Multidentate Coordination Induced Crystal Growth Regulation and Trap Passivation Enables over 24% Efficiency in Perovskite Solar Cells

Crystal growth regulation has become an effective solution to reduce the defects at grain boundaries (GBs) and surfaces of perovskite films for better photovoltaic performances. Oxime acid materials are maturely used as selective collectors in the flotation separation of oxide minerals. Such materials, showing a strong coordination effect and high selectivity with lead, may have great potential in controlling the crystal growth and passivating the defect of perovskite film, which are rarely applied in perovskite solar cells (PerSCs).
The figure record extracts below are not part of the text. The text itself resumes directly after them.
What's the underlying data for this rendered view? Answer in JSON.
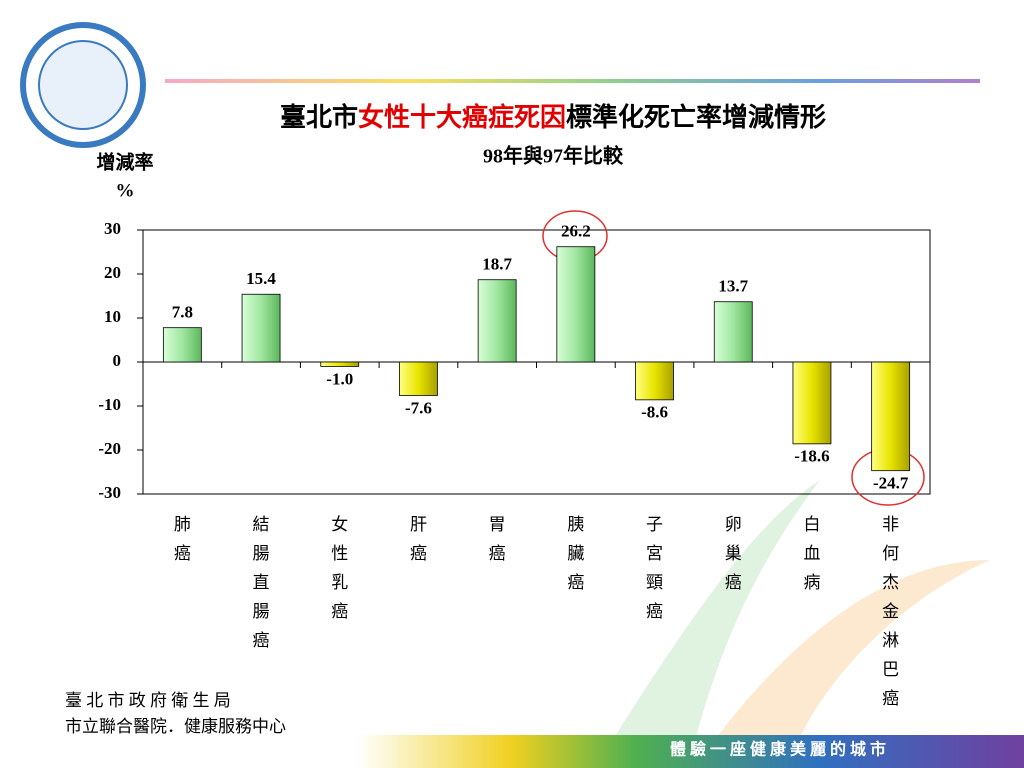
{
  "chart_data": {
    "type": "bar",
    "title_prefix": "臺北市",
    "title_highlight": "女性十大癌症死因",
    "title_suffix": "標準化死亡率增減情形",
    "subtitle": "98年與97年比較",
    "y_label": "增減率",
    "y_unit": "%",
    "categories": [
      "肺癌",
      "結腸直腸癌",
      "女性乳癌",
      "肝癌",
      "胃癌",
      "胰臟癌",
      "子宮頸癌",
      "卵巢癌",
      "白血病",
      "非何杰金淋巴癌"
    ],
    "values": [
      7.8,
      15.4,
      -1.0,
      -7.6,
      18.7,
      26.2,
      -8.6,
      13.7,
      -18.6,
      -24.7
    ],
    "value_labels": [
      "7.8",
      "15.4",
      "-1.0",
      "-7.6",
      "18.7",
      "26.2",
      "-8.6",
      "13.7",
      "-18.6",
      "-24.7"
    ],
    "positive_color": "#a9eaa9",
    "negative_color": "#e8e400",
    "ylim": [
      -30,
      30
    ],
    "yticks": [
      -30,
      -20,
      -10,
      0,
      10,
      20,
      30
    ]
  },
  "footer": {
    "org1": "臺 北 市 政 府 衛 生 局",
    "org2": "市立聯合醫院．健康服務中心",
    "slogan": "體 驗 一 座 健 康 美 麗 的 城 市"
  }
}
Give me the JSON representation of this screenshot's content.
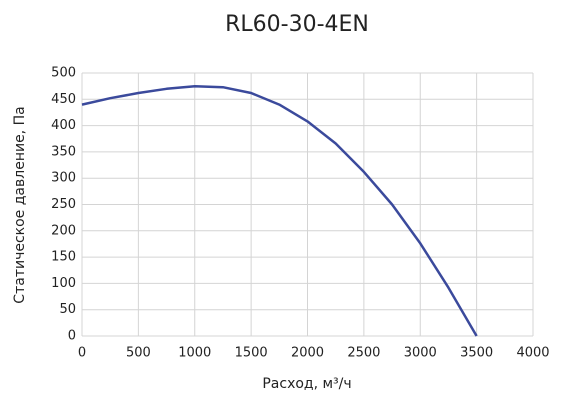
{
  "chart_data": {
    "type": "line",
    "title": "RL60-30-4EN",
    "x_label": "Расход, м³/ч",
    "y_label": "Статическое давление, Па",
    "x": [
      0,
      250,
      500,
      750,
      1000,
      1250,
      1500,
      1750,
      2000,
      2250,
      2500,
      2750,
      3000,
      3250,
      3500
    ],
    "series": [
      {
        "name": "RL60-30-4EN",
        "color": "#3b4a9c",
        "values": [
          440,
          452,
          462,
          470,
          475,
          473,
          462,
          440,
          408,
          366,
          312,
          250,
          176,
          92,
          0
        ]
      }
    ],
    "xlim": [
      0,
      4000
    ],
    "xticks": [
      0,
      500,
      1000,
      1500,
      2000,
      2500,
      3000,
      3500,
      4000
    ],
    "ylim": [
      0,
      500
    ],
    "yticks": [
      0,
      50,
      100,
      150,
      200,
      250,
      300,
      350,
      400,
      450,
      500
    ],
    "grid": true
  }
}
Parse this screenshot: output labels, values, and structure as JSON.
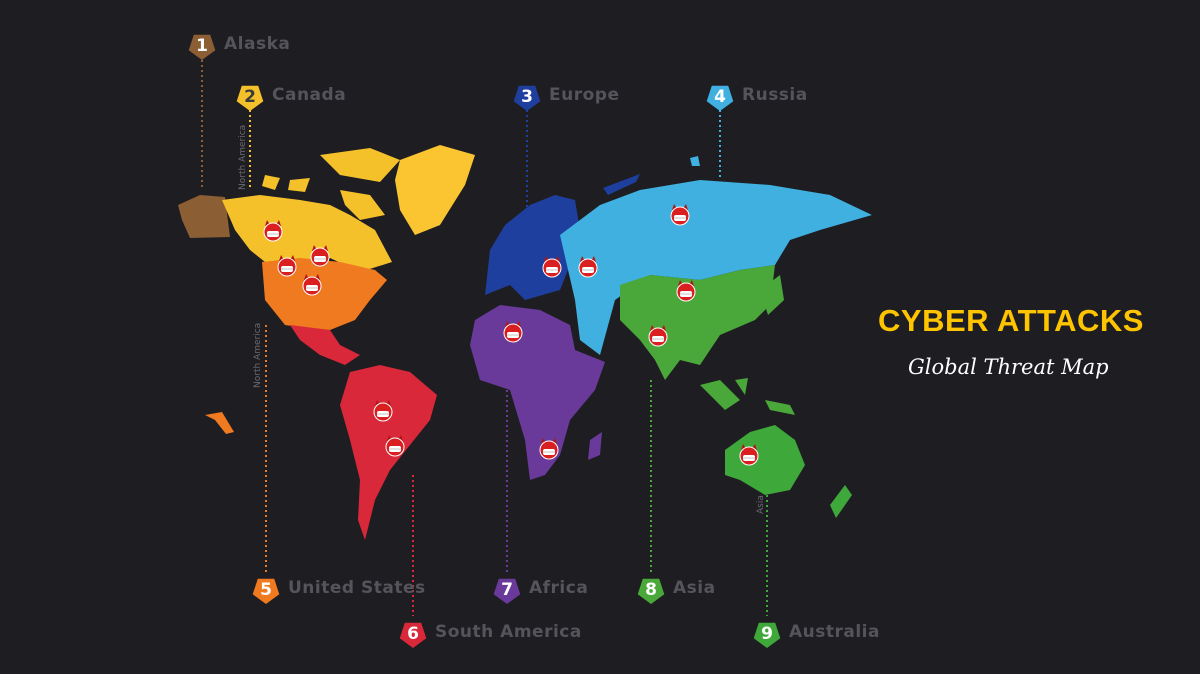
{
  "title": "CYBER ATTACKS",
  "subtitle": "Global Threat Map",
  "background_color": "#1e1d22",
  "title_color": "#ffc400",
  "regions": [
    {
      "number": "1",
      "name": "Alaska",
      "color": "#8b5e34"
    },
    {
      "number": "2",
      "name": "Canada",
      "color": "#f5c12a"
    },
    {
      "number": "3",
      "name": "Europe",
      "color": "#1f3f9e"
    },
    {
      "number": "4",
      "name": "Russia",
      "color": "#3fb0e0"
    },
    {
      "number": "5",
      "name": "United States",
      "color": "#f07a1f"
    },
    {
      "number": "6",
      "name": "South America",
      "color": "#d8283a"
    },
    {
      "number": "7",
      "name": "Africa",
      "color": "#6a3a9a"
    },
    {
      "number": "8",
      "name": "Asia",
      "color": "#4aa83a"
    },
    {
      "number": "9",
      "name": "Australia",
      "color": "#3fa83a"
    }
  ],
  "continent_labels": [
    "North America",
    "North America",
    "Asia"
  ],
  "threat_icon": "devil-face-icon",
  "threat_count": 14
}
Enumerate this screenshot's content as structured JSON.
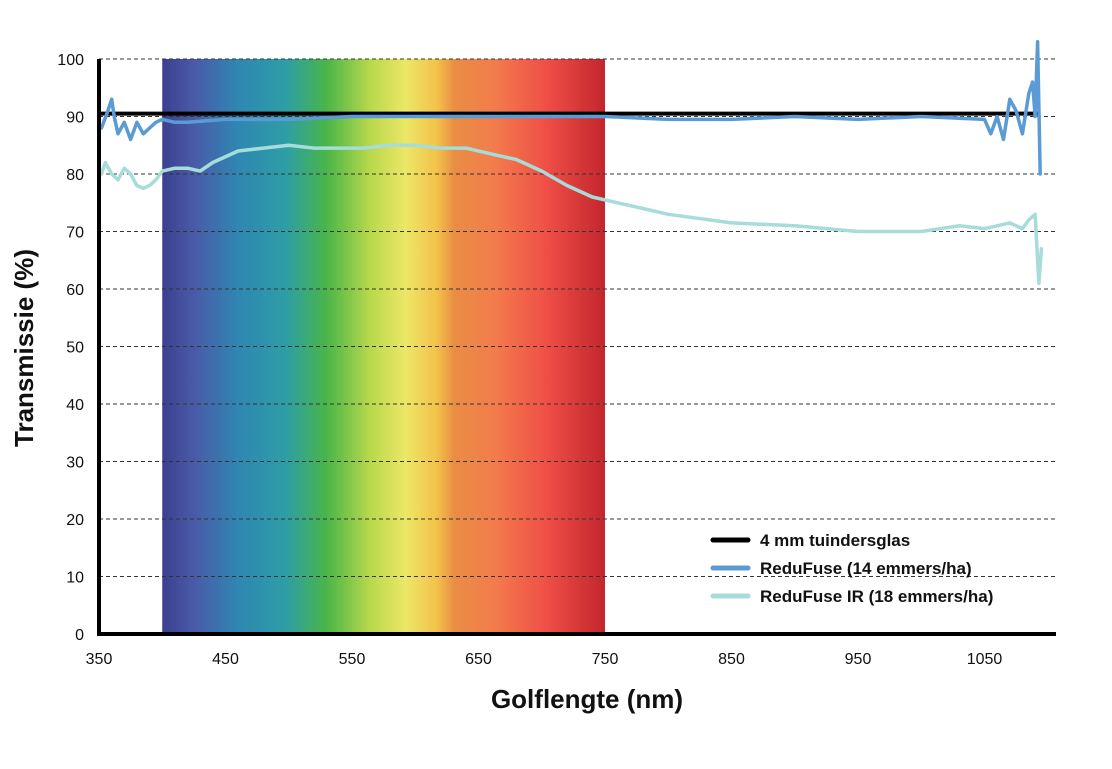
{
  "chart_data": {
    "type": "line",
    "title": "",
    "xlabel": "Golflengte (nm)",
    "ylabel": "Transmissie (%)",
    "xlim": [
      350,
      1095
    ],
    "ylim": [
      0,
      100
    ],
    "xticks": [
      350,
      450,
      550,
      650,
      750,
      850,
      950,
      1050
    ],
    "yticks": [
      0,
      10,
      20,
      30,
      40,
      50,
      60,
      70,
      80,
      90,
      100
    ],
    "grid": "horizontal-dashed",
    "legend_position": "bottom-right",
    "visible_spectrum_band": [
      400,
      750
    ],
    "series": [
      {
        "name": "4 mm tuindersglas",
        "color": "#000000",
        "x": [
          350,
          1092
        ],
        "y": [
          90.5,
          90.5
        ]
      },
      {
        "name": "ReduFuse (14 emmers/ha)",
        "color": "#5b9bd5",
        "x": [
          352,
          357,
          360,
          362,
          365,
          370,
          375,
          380,
          385,
          390,
          395,
          400,
          410,
          420,
          450,
          500,
          550,
          600,
          650,
          700,
          750,
          800,
          850,
          900,
          950,
          1000,
          1050,
          1055,
          1060,
          1065,
          1070,
          1075,
          1080,
          1085,
          1088,
          1090,
          1092,
          1094
        ],
        "y": [
          88,
          91,
          93,
          90,
          87,
          89,
          86,
          89,
          87,
          88,
          89,
          89.5,
          89,
          89,
          89.5,
          89.5,
          90,
          90,
          90,
          90,
          90,
          89.5,
          89.5,
          90,
          89.5,
          90,
          89.5,
          87,
          90,
          86,
          93,
          91,
          87,
          94,
          96,
          90,
          103,
          80
        ]
      },
      {
        "name": "ReduFuse IR (18 emmers/ha)",
        "color": "#a6dcd9",
        "x": [
          352,
          355,
          360,
          365,
          370,
          375,
          380,
          385,
          390,
          395,
          400,
          410,
          420,
          430,
          440,
          460,
          480,
          500,
          520,
          540,
          560,
          580,
          600,
          620,
          640,
          660,
          680,
          700,
          720,
          740,
          760,
          780,
          800,
          850,
          900,
          950,
          1000,
          1030,
          1050,
          1060,
          1070,
          1080,
          1085,
          1090,
          1093,
          1095
        ],
        "y": [
          80,
          82,
          80,
          79,
          81,
          80,
          78,
          77.5,
          78,
          79,
          80.5,
          81,
          81,
          80.5,
          82,
          84,
          84.5,
          85,
          84.5,
          84.5,
          84.5,
          85,
          85,
          84.5,
          84.5,
          83.5,
          82.5,
          80.5,
          78,
          76,
          75,
          74,
          73,
          71.5,
          71,
          70,
          70,
          71,
          70.5,
          71,
          71.5,
          70.5,
          72,
          73,
          61,
          67
        ]
      }
    ]
  }
}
Herein, an oxime acid-based material with multi-coordination sites, ethyl 2-(2-aminothiazole-4-yl)-2-hydroxyiminoacetate (EHA), is incorporated into the PbI2 precursor solution to fabricate high-performance PerSCs using a two-step method. The multidentate coordination effect of EHA can link and integrate the PbI2 colloidal clusters to achieve pre-aggregation in the PbI2 precursor solution, facilitating the sequent crystal growth progress of perovskite film. Meanwhile, EHA can connect grains and fill GBs, which is favorable for charge transfer and passivating both Pb-I anti-site and iodine vacancy defects. As a result, the optimal devices show an enhanced efficiency of 24.1% and excellent humidity and thermal stability. This work affords a promising strategy to fabricate efficient and stable PerSCs via multidentate coordination-induced crystallization control and GB passivation.

Automated summary

This study demonstrates the use of oxime acid-based materials with multi-coordination sites to control the crystal growth and passivate grain boundary defects in perovskite films, leading to the fabrication of high-performance perovskite solar cells. The optimal devices exhibit enhanced efficiency and excellent humidity and thermal stability.